In Familiaris Consortio, St John Paul said that the prohibition was
based on Scripture and the intrinsic link between the Eucharist and
marriage: to live in a sexual relationship “objectively contradict[s]
that union of love between Christ and the Church which is signified and
effected by the Eucharist”.
The cardinal told Il Timone that this made Communion for the
remarried impossible: “For us marriage is the expression of
participation in the unity between Christ the bridegroom and the Church
his bride. This is not, as some said during the Synod, a simple vague
analogy. No! This is the substance of the sacrament, and no power in
heaven or on earth, neither an angel, nor the pope, nor a council, nor a
law of the bishops, has the faculty to change it.”
Parts of the interview have been translated into English
by Matthew Sherry for the newspaper L’Espresso.

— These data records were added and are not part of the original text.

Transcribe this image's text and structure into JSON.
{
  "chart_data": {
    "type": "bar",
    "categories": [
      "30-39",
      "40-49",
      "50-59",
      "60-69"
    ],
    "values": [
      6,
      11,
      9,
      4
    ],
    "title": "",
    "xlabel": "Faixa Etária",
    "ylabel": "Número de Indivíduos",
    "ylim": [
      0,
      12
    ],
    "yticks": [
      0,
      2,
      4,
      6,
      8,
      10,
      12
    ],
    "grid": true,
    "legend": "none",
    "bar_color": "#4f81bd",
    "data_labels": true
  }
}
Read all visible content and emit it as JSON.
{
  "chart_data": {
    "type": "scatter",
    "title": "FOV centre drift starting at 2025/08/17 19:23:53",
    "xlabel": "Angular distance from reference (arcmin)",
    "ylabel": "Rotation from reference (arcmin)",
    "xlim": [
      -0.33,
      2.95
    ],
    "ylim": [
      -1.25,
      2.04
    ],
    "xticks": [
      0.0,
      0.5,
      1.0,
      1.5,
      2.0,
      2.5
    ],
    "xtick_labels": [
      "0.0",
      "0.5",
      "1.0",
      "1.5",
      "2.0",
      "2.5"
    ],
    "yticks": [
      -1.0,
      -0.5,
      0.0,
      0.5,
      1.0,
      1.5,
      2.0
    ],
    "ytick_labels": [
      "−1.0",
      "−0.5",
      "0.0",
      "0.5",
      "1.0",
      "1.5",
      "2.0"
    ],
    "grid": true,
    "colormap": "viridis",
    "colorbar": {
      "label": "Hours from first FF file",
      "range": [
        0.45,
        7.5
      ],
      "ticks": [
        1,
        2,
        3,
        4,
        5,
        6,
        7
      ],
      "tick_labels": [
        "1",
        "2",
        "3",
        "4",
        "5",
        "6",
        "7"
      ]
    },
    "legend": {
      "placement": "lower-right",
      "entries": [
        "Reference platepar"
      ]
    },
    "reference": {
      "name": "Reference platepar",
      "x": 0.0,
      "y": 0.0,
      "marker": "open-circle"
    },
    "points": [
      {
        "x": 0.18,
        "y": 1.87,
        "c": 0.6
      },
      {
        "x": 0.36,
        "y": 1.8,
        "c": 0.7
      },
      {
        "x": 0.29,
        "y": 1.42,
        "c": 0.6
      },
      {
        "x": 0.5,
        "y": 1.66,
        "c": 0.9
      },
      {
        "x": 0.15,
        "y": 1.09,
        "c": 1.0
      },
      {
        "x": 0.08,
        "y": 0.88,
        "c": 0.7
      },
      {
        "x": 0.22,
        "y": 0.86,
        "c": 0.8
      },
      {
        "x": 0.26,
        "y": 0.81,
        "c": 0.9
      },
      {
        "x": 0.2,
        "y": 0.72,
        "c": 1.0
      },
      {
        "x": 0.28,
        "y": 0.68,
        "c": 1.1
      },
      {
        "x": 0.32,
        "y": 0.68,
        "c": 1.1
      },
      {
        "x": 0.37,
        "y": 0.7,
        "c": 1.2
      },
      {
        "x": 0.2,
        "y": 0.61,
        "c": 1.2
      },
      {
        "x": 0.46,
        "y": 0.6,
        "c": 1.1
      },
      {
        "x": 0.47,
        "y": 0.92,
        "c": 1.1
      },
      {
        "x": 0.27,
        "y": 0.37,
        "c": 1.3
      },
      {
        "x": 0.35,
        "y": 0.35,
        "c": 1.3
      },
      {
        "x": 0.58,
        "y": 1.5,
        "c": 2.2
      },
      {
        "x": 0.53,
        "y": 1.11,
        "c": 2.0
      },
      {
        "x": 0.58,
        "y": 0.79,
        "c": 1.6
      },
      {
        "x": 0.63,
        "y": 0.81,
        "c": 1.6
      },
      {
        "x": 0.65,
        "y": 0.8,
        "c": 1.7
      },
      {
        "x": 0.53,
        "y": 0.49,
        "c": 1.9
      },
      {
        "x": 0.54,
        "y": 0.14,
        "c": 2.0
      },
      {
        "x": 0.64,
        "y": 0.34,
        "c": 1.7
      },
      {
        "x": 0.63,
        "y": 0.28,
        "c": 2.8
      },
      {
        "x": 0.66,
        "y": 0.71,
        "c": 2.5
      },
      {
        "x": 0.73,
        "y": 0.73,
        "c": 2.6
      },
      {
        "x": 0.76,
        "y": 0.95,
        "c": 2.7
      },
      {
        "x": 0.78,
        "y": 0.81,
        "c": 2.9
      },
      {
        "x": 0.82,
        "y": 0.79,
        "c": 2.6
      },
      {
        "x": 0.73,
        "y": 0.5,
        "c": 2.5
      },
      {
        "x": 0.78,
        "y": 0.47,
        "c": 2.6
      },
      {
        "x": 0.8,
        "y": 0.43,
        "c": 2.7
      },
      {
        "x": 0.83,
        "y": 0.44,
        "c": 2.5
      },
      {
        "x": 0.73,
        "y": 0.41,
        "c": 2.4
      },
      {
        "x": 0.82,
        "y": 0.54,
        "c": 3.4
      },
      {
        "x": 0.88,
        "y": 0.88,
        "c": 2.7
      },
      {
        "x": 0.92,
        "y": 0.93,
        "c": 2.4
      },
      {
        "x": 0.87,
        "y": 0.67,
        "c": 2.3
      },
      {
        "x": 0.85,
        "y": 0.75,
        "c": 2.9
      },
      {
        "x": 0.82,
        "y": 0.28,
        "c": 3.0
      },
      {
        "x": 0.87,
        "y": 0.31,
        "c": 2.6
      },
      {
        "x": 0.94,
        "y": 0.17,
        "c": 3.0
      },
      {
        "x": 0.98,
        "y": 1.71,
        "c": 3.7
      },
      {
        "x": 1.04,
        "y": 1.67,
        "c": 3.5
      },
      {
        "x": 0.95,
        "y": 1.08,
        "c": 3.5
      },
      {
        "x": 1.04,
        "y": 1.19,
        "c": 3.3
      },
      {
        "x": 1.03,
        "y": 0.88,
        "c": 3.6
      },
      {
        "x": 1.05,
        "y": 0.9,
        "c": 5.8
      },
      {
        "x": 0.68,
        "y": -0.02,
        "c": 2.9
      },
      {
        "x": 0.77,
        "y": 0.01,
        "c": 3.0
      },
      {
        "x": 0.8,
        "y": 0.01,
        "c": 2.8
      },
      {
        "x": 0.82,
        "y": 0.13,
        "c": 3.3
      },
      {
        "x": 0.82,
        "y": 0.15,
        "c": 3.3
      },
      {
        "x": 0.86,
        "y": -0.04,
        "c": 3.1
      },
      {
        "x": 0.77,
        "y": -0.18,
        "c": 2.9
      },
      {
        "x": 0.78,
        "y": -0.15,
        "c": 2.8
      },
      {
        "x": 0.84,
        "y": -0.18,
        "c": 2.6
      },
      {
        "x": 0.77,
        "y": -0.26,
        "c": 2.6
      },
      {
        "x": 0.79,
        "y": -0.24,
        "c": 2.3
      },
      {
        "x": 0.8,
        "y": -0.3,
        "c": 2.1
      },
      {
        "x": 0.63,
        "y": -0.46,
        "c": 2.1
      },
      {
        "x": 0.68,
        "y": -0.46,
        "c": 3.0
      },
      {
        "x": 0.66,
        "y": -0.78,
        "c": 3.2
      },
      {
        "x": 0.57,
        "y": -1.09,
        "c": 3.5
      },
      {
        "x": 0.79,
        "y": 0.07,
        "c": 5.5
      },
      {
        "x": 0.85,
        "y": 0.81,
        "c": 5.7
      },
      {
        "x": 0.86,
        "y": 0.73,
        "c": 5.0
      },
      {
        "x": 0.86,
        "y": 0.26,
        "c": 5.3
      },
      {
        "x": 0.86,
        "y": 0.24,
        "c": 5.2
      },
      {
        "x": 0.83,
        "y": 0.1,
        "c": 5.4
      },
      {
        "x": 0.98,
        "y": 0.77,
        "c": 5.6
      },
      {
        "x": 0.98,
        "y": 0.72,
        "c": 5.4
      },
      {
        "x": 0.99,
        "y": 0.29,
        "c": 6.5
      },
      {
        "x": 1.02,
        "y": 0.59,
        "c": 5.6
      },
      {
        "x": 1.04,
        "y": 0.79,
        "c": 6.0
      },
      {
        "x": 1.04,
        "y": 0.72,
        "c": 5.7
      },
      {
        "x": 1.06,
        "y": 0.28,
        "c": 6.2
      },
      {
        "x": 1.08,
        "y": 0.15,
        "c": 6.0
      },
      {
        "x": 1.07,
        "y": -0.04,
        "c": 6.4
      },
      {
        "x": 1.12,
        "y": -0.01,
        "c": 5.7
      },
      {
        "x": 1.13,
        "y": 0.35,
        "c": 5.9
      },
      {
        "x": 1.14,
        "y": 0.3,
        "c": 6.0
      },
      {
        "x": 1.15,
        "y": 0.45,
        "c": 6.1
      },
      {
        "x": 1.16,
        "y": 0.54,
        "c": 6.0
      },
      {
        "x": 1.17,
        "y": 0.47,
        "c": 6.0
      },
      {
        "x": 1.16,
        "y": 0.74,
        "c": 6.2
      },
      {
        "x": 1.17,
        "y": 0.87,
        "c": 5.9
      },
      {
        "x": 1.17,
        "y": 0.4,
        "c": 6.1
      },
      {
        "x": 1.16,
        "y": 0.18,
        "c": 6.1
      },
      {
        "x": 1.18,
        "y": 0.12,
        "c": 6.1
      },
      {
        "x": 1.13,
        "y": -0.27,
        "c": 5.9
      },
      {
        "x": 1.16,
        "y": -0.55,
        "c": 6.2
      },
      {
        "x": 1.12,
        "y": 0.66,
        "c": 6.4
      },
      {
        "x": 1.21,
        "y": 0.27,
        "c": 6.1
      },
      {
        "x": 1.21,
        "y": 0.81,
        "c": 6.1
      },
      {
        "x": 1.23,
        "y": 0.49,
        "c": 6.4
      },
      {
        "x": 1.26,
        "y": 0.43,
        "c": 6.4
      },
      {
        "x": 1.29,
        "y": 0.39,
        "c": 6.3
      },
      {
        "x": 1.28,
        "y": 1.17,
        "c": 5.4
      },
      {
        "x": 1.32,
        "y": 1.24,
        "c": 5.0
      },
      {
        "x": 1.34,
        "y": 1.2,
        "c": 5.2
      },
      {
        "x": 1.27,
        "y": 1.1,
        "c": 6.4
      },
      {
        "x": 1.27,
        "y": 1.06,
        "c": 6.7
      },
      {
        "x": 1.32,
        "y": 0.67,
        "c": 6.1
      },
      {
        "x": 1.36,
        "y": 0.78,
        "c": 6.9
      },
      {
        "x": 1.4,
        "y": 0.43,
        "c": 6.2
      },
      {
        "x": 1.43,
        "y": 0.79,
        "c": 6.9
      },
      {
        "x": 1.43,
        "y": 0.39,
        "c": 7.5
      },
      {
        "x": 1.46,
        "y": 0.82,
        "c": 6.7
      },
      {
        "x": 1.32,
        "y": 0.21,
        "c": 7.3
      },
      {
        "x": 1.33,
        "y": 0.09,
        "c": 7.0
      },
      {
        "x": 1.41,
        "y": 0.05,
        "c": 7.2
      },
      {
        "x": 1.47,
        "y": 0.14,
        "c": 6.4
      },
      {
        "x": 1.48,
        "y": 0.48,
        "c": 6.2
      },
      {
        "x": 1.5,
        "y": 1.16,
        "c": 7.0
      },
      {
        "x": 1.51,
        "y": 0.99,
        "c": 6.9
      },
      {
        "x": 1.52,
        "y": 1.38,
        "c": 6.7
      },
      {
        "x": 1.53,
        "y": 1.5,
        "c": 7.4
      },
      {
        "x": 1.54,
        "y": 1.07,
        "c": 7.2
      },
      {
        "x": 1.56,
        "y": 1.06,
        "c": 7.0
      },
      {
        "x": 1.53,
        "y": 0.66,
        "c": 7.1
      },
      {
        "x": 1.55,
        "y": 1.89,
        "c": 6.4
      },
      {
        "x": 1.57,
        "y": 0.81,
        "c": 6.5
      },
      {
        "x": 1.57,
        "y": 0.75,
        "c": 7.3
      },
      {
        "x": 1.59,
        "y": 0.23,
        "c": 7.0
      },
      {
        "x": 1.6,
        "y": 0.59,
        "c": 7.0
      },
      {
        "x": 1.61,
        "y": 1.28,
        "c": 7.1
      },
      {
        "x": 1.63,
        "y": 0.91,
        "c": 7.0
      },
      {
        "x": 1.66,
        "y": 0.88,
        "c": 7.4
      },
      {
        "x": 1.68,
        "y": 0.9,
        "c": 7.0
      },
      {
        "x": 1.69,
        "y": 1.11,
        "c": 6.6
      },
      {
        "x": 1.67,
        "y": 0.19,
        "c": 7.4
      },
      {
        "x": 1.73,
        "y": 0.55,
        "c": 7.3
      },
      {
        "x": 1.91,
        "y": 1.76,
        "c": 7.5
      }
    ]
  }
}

In it, Cardinal Müller
also says the Pope’s apostolic exhortation Amoris Laetitia must be read
“in the light of the whole doctrine of the Church”.
St John Paul was one of several popes, including Benedict XVI, to
reaffirm the doctrine on Communion for the remarried. It has also been
taught by theologians, Church fathers, early councils, and in recent
decades by the Congregation for the Doctrine of the Faith.
Recently, the two bishops of Malta said
that, instead, the remarried should receive Communion if they discerned
that they were “at peace with God”.
They claimed that their advice was
based on Amoris Laetitia. The bishops of Germany have approved Communion for the remarried in some cases, in their document on Amoris Laetitia.
In the new interview, Cardinal Müller says: “Amoris Laetitia must
clearly be interpreted in the light of the whole doctrine of the
Church.” He added: “I don’t like it, it is not right that so many
bishops are interpreting Amoris Laetitia according to their way of
understanding the Pope’s teaching. This does not keep to the line of
Catholic doctrine.”
He said that many people needed to study more doctrine on the office
of the bishop, which was not to offer novel accounts of papal teaching.
“The bishop, as teacher of the Word, must himself be the first to be
well-formed so as not to fall into the risk of the blind leading the
blind,” the cardinal said.
He also warned against “sophistries” and
“casuistry” which would diminish Church teaching on marriage.